Something that is antifragile thrives on randomness, disorder, or situations where there is incomplete information. In other words, antifragility helps organizations overcome Black Swan problems – the problems that we are unable to predict but can have severe consequences. In the face of Black Swans, the antifragile and finds creative solutions to overcome and adapt to these challenges.
It’s important to differentiate a robust organization from one that is antifragile. A robust or resilient organization will be able to resume or continue regular business activity as usual after experiencing a disruption – anything from a natural disaster to increased market competition. An antifragile organization, on the other hand, is one that is able to not only withstand negative impacts from pressure, but can effectively become stronger through innovating when this pressure is applied.

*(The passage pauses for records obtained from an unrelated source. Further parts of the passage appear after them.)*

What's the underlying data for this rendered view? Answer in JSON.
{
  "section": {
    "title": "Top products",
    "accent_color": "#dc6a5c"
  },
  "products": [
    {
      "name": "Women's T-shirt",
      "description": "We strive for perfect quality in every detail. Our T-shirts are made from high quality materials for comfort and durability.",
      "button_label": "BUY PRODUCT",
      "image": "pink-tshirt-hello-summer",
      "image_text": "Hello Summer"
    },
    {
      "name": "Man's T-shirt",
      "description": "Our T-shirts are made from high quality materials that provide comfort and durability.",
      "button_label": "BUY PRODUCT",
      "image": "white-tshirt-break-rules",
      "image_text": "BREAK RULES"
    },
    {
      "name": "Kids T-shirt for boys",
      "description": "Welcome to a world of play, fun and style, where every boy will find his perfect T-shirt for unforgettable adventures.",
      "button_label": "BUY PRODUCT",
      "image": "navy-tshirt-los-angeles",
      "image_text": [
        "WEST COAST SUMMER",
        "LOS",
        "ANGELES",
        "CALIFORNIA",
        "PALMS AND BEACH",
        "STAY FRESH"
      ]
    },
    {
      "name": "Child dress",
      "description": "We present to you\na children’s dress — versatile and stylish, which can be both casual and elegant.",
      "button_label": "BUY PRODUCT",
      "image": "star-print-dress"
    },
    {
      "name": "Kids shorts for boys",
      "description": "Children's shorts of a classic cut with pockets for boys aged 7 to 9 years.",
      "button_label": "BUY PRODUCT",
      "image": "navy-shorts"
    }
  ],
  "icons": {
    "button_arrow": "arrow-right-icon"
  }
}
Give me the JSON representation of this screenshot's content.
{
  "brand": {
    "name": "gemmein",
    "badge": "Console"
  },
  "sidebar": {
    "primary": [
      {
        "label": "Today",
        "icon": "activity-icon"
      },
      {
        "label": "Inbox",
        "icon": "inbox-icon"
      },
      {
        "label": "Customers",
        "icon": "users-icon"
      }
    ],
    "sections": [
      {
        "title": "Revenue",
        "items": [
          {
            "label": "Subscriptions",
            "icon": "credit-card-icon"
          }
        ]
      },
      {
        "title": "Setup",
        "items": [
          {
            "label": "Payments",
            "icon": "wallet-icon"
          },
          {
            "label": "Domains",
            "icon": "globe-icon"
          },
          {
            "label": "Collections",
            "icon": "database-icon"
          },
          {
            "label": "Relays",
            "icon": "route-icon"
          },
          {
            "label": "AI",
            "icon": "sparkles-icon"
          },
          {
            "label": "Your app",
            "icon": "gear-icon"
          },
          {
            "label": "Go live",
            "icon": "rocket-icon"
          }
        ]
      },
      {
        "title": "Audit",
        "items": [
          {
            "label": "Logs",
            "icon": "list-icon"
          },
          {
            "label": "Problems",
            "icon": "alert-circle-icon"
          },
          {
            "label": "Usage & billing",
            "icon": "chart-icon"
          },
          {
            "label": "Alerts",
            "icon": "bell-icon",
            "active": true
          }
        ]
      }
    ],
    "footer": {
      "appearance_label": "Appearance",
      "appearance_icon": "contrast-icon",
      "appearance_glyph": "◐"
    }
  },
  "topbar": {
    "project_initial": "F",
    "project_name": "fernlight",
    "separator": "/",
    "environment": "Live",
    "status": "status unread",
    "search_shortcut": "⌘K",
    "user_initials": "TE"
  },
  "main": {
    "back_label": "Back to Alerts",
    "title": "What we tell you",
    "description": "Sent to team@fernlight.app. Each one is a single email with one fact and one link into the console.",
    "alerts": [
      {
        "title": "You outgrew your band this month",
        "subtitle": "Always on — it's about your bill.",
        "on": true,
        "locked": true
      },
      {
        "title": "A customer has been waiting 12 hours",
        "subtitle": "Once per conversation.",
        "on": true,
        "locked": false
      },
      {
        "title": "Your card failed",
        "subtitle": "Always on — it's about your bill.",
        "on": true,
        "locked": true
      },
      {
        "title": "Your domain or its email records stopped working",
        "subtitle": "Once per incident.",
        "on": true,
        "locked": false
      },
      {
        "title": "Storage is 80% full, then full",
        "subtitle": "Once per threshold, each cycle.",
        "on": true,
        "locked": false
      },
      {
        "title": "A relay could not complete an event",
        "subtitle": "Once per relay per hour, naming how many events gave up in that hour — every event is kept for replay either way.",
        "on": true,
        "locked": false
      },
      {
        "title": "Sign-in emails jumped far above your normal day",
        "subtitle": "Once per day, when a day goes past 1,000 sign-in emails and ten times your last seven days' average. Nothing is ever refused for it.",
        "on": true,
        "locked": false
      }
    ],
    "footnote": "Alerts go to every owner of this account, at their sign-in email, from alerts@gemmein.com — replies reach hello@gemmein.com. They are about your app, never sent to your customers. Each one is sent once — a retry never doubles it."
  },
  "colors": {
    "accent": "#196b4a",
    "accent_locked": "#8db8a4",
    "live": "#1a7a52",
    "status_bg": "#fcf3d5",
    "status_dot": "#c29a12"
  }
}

The best innovation leaders are the ones who know how to apply the right amount of pressure or change within their organizations to enact antifragility, leading to more innovative work environments. To illustrate this, let’s look at an example from industry giant Procter & Gamble. From 2000 to 2010, CEO A.G. Lafley worked to launch P&G back to success by prioritizing user needs and investigating their behaviours while using P&G products to stay competitive within the rapidly-changing global market. Product development teams were strongly encouraged from the head of the organization to bring in consumers to their innovation centres and involve users in the innovation process (A.G. Lafley, Harvard Business Review).
Lafley set large, bold goals for the organization. For example, the skin care brand Oil of Olay suffered by being called, “Oil of Old Lady.” He asked his skincare team to rethink and innovate skin care – everything from branding to the target age groups to formulas to the brand we recognize today simply as Olay.
Another well-known leader in a different industry that sets bold goals and aspirations is Elon Musk. He applies pressure to his organizations to enact antifragility to come up with new business models and new markets for electric vehicles. Initially, electric vehicles catered to environmentally conscious consumers. Through branding and re-design, he has pushed beyond the initial environmentally-friendly demographic to appeal to those who purchase vehicles that demonstrate both status and class.
Innovation and Design Thinking play a key role in building organizational antifragility, as they encourage prototyping and testing to produce better and better iterations of products, services, processes, etc. Design Thinking allows organizations to become less fragile and more antifragile by focussing on users’ true needs and adjusting accordingly to meet those needs, as well as mitigates risk through rigorous testing of prototypes.
The road to becoming antifragile is ongoing and requires the ability to meet challenges head on during times of stress, as well as the organizational capacity to work through them in creative ways. There are innovation processes like Design Thinking that can be put in place to continue innovation even when great innovation leaders have moved on, so organizations can remain antifragile, no matter if you are a B2B, B2C, or public sector organization.